Diagnosis of aphasia, as well as characterization of type of aphasia, is done with language testing by the provider. Testing should evaluate fluency of speech, comprehension, repetition, ability to name objects, and writing skills.[20] Fluency is assessed by observing the patient's spontaneous speech. Abnormalities in fluency would include shortened phrases, decreased number of words per minute, increased effort with speech, and agrammatism.[19] Patients with Wernicke's aphasia should have fluent speech, so abnormalities in fluency may indicate a different type of aphasia. Comprehension is assessed by giving the patient commands to follow, beginning with simple commands and progressing to more complex commands. Repetition is evaluated by having the patient repeat phrases, progressing from simple to more complex phrases. Both comprehension and repetition would be abnormal in Wernicke's aphasia. Content should also be assessed, by listening to a patient's spontaneous or instructed speech. Content abnormalities include paraphasic errors and neologisms, both indicative of a diagnosis of Wernicke's aphasia.
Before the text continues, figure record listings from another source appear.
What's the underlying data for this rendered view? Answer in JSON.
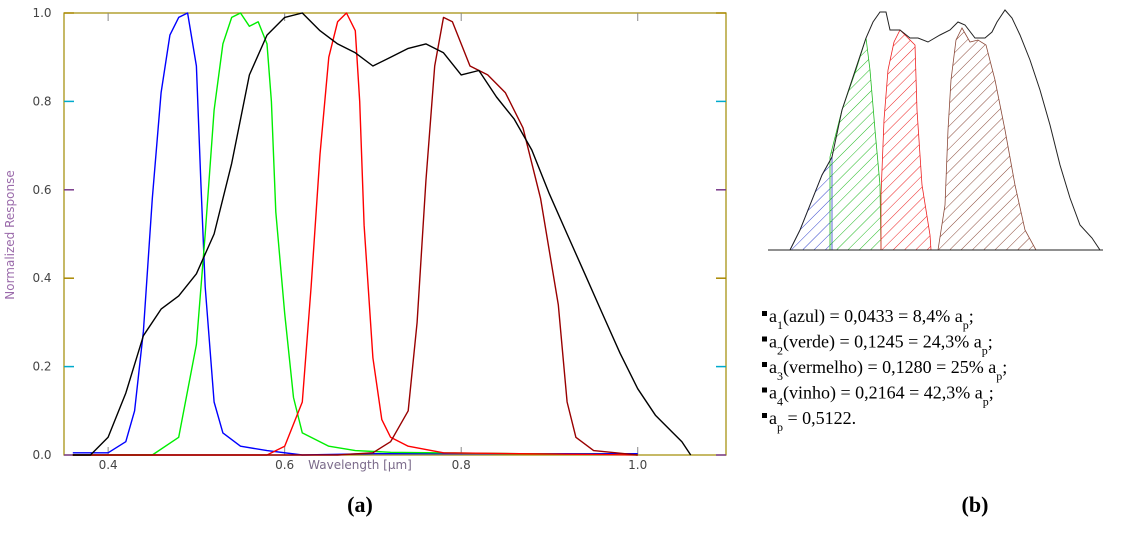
{
  "chart_data": [
    {
      "type": "line",
      "xlabel": "Wavelength [μm]",
      "ylabel": "Normalized Response",
      "xlim": [
        0.35,
        1.1
      ],
      "ylim": [
        0,
        1.0
      ],
      "x_ticks": [
        "0.4",
        "0.6",
        "0.8",
        "1.0"
      ],
      "y_ticks": [
        "0.0",
        "0.2",
        "0.4",
        "0.6",
        "0.8",
        "1.0"
      ],
      "grid": false,
      "series": [
        {
          "color": "#0000ff",
          "points": [
            [
              0.36,
              0.005
            ],
            [
              0.4,
              0.005
            ],
            [
              0.42,
              0.03
            ],
            [
              0.43,
              0.1
            ],
            [
              0.44,
              0.28
            ],
            [
              0.45,
              0.58
            ],
            [
              0.46,
              0.82
            ],
            [
              0.47,
              0.95
            ],
            [
              0.48,
              0.99
            ],
            [
              0.49,
              1.0
            ],
            [
              0.5,
              0.88
            ],
            [
              0.505,
              0.62
            ],
            [
              0.51,
              0.38
            ],
            [
              0.52,
              0.12
            ],
            [
              0.53,
              0.05
            ],
            [
              0.55,
              0.02
            ],
            [
              0.58,
              0.01
            ],
            [
              0.62,
              0.0
            ],
            [
              0.7,
              0.003
            ],
            [
              1.0,
              0.003
            ]
          ]
        },
        {
          "color": "#00ee00",
          "points": [
            [
              0.36,
              0.0
            ],
            [
              0.45,
              0.0
            ],
            [
              0.48,
              0.04
            ],
            [
              0.5,
              0.25
            ],
            [
              0.51,
              0.5
            ],
            [
              0.52,
              0.78
            ],
            [
              0.53,
              0.93
            ],
            [
              0.54,
              0.99
            ],
            [
              0.55,
              1.0
            ],
            [
              0.56,
              0.97
            ],
            [
              0.57,
              0.98
            ],
            [
              0.58,
              0.93
            ],
            [
              0.585,
              0.8
            ],
            [
              0.59,
              0.55
            ],
            [
              0.6,
              0.32
            ],
            [
              0.61,
              0.13
            ],
            [
              0.62,
              0.05
            ],
            [
              0.65,
              0.02
            ],
            [
              0.68,
              0.01
            ],
            [
              0.72,
              0.006
            ],
            [
              1.0,
              0.0
            ]
          ]
        },
        {
          "color": "#ff0000",
          "points": [
            [
              0.36,
              0.0
            ],
            [
              0.58,
              0.0
            ],
            [
              0.6,
              0.02
            ],
            [
              0.62,
              0.12
            ],
            [
              0.63,
              0.38
            ],
            [
              0.64,
              0.68
            ],
            [
              0.65,
              0.9
            ],
            [
              0.66,
              0.98
            ],
            [
              0.67,
              1.0
            ],
            [
              0.68,
              0.96
            ],
            [
              0.685,
              0.8
            ],
            [
              0.69,
              0.52
            ],
            [
              0.7,
              0.22
            ],
            [
              0.71,
              0.08
            ],
            [
              0.72,
              0.04
            ],
            [
              0.74,
              0.02
            ],
            [
              0.78,
              0.005
            ],
            [
              1.0,
              0.0
            ]
          ]
        },
        {
          "color": "#990000",
          "points": [
            [
              0.36,
              0.0
            ],
            [
              0.66,
              0.0
            ],
            [
              0.7,
              0.005
            ],
            [
              0.72,
              0.03
            ],
            [
              0.74,
              0.1
            ],
            [
              0.75,
              0.3
            ],
            [
              0.76,
              0.62
            ],
            [
              0.77,
              0.88
            ],
            [
              0.78,
              0.99
            ],
            [
              0.79,
              0.98
            ],
            [
              0.8,
              0.93
            ],
            [
              0.81,
              0.88
            ],
            [
              0.83,
              0.86
            ],
            [
              0.85,
              0.82
            ],
            [
              0.87,
              0.74
            ],
            [
              0.89,
              0.58
            ],
            [
              0.91,
              0.34
            ],
            [
              0.92,
              0.12
            ],
            [
              0.93,
              0.04
            ],
            [
              0.95,
              0.01
            ],
            [
              1.0,
              0.0
            ]
          ]
        },
        {
          "color": "#000000",
          "points": [
            [
              0.36,
              0.0
            ],
            [
              0.38,
              0.0
            ],
            [
              0.4,
              0.04
            ],
            [
              0.42,
              0.14
            ],
            [
              0.44,
              0.27
            ],
            [
              0.46,
              0.33
            ],
            [
              0.48,
              0.36
            ],
            [
              0.5,
              0.41
            ],
            [
              0.52,
              0.5
            ],
            [
              0.54,
              0.66
            ],
            [
              0.56,
              0.86
            ],
            [
              0.58,
              0.95
            ],
            [
              0.6,
              0.99
            ],
            [
              0.62,
              1.0
            ],
            [
              0.64,
              0.96
            ],
            [
              0.66,
              0.93
            ],
            [
              0.68,
              0.91
            ],
            [
              0.7,
              0.88
            ],
            [
              0.72,
              0.9
            ],
            [
              0.74,
              0.92
            ],
            [
              0.76,
              0.93
            ],
            [
              0.78,
              0.91
            ],
            [
              0.8,
              0.86
            ],
            [
              0.82,
              0.87
            ],
            [
              0.84,
              0.81
            ],
            [
              0.86,
              0.76
            ],
            [
              0.88,
              0.69
            ],
            [
              0.9,
              0.59
            ],
            [
              0.92,
              0.5
            ],
            [
              0.94,
              0.41
            ],
            [
              0.96,
              0.32
            ],
            [
              0.98,
              0.23
            ],
            [
              1.0,
              0.15
            ],
            [
              1.02,
              0.09
            ],
            [
              1.04,
              0.05
            ],
            [
              1.05,
              0.03
            ],
            [
              1.06,
              0.0
            ]
          ]
        }
      ]
    },
    {
      "type": "area",
      "shaded_regions": [
        {
          "name": "a1(azul)",
          "color": "#3344cc"
        },
        {
          "name": "a2(verde)",
          "color": "#22bb22"
        },
        {
          "name": "a3(vermelho)",
          "color": "#ee2222"
        },
        {
          "name": "a4(vinho)",
          "color": "#8b4a3a"
        }
      ]
    }
  ],
  "captions": {
    "a": "(a)",
    "b": "(b)"
  },
  "legend": [
    {
      "pre": "a",
      "sub": "1",
      "mid": "(azul) = 0,0433 = 8,4% a",
      "sub2": "p",
      "post": ";"
    },
    {
      "pre": "a",
      "sub": "2",
      "mid": "(verde) = 0,1245 = 24,3% a",
      "sub2": "p",
      "post": ";"
    },
    {
      "pre": "a",
      "sub": "3",
      "mid": "(vermelho) = 0,1280 = 25% a",
      "sub2": "p",
      "post": ";"
    },
    {
      "pre": "a",
      "sub": "4",
      "mid": "(vinho) = 0,2164 = 42,3% a",
      "sub2": "p",
      "post": ";"
    },
    {
      "pre": "a",
      "sub": "p",
      "mid": " = 0,5122.",
      "sub2": "",
      "post": ""
    }
  ]
}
Neologisms are novel words that may resemble existing words. Patients with severe Wernicke's aphasia may also produce strings of such neologisms with a few connecting words, known as jargon. Errors in the selection of phonemes of patients with Wernicke's aphasia include addition, omission, or change in position. Another symptom of Wernicke's aphasia is use of semantic paraphasias or "empty speech" which is the use of generic terms like "stuff" or "things" to stand in for the specific words that the patient cannot think of. Some Wernicke's aphasia patients also talk around missing words, which is called "circumlocution". Patients with Wernicke's aphasia can tend to run on when they talk, due to circumlocution combined with deficient self-monitoring. This overabundance of words or press of speech can be described as logorrhea. If symptoms are present, a full neurologic exam should also be done, which will help differentiate aphasia from other neurologic diagnoses potentially causing altered mental status with abnormal speech and comprehension.
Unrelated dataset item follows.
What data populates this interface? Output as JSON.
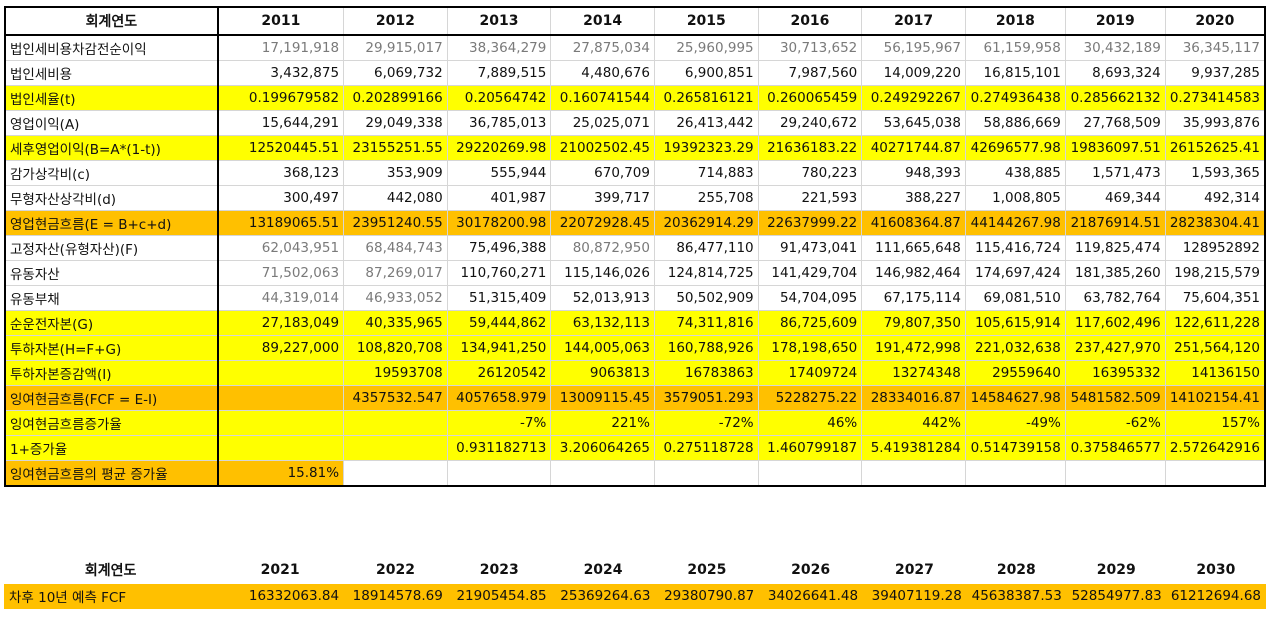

As an example, a patient with Wernicke's aphasia was asked what brought him to the hospital. His response was,

Is this some of the work that we work as we did before? ... All right ... From when wine [why] I'm here. What's wrong with me because I ... was myself until the taenz took something about the time between me and my regular time in that time and they took the time in that time here and that's when the time took around here and saw me around in it's started with me no time and I bekan [began] work of nothing else that's the way the doctor find me that way...

In diagnosing Wernicke's aphasia, clinicians employ a range of assessments focusing on speech fluency, comprehension, and repetition abilities. Treatment strategies extend beyond traditional speech therapy, incorporating multimodal approaches like music therapy and assistive communication technologies. Understanding the variability in the clinical presentation of aphasia is critical for tailoring individualized therapeutic interventions.
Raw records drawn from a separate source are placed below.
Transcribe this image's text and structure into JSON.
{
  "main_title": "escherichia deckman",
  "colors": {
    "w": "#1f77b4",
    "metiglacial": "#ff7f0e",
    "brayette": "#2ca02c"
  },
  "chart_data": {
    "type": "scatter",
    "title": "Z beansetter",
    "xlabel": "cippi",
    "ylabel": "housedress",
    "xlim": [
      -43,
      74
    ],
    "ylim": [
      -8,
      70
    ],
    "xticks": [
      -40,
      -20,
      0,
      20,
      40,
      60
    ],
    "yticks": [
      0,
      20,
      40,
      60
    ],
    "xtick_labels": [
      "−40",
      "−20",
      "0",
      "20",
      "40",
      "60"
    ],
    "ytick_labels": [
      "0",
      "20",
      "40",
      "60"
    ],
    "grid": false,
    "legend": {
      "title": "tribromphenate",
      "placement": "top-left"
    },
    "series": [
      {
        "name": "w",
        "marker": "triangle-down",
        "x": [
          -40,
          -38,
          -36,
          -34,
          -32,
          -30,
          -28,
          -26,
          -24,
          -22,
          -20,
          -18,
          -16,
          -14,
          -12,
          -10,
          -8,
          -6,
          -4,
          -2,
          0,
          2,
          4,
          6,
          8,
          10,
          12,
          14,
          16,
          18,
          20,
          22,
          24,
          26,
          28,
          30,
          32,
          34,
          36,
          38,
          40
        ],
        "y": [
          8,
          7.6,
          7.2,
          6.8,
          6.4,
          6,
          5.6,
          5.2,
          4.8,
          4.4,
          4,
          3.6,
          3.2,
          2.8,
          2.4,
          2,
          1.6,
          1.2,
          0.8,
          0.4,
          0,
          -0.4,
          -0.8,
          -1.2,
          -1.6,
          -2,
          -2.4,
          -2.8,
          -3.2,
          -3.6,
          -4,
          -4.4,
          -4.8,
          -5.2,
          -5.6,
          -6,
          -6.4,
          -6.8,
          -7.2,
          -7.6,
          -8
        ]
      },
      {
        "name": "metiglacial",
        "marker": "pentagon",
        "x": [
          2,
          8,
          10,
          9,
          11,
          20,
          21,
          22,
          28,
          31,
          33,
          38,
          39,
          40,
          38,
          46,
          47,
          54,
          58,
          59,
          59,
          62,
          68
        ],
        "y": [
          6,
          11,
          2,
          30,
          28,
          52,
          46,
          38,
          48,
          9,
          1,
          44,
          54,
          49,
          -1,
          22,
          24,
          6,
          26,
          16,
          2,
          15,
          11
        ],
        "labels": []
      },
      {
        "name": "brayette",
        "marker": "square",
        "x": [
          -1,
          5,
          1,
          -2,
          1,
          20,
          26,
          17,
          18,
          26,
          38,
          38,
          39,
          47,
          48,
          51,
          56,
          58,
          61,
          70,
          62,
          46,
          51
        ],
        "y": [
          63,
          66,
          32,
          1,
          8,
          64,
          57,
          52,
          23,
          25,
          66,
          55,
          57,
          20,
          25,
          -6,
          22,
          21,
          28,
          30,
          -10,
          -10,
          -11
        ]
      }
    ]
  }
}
While neuroimaging and lesion evidence generally support the idea that malfunction of or damage to Wernicke's area is common in people with receptive aphasia, this is not always so. Some people may use the right hemisphere for language, and isolated damage of Wernicke's area cortex (sparing white matter and other areas) may not cause severe receptive aphasia. Even when patients with Wernicke's area lesions have comprehension deficits, these are usually not restricted to language processing alone. For example, one study found that patients with posterior lesions also had trouble understanding nonverbal sounds like animal and machine noises. In fact, for Wernicke's area, the impairments in nonverbal sounds were statistically stronger than for verbal sounds.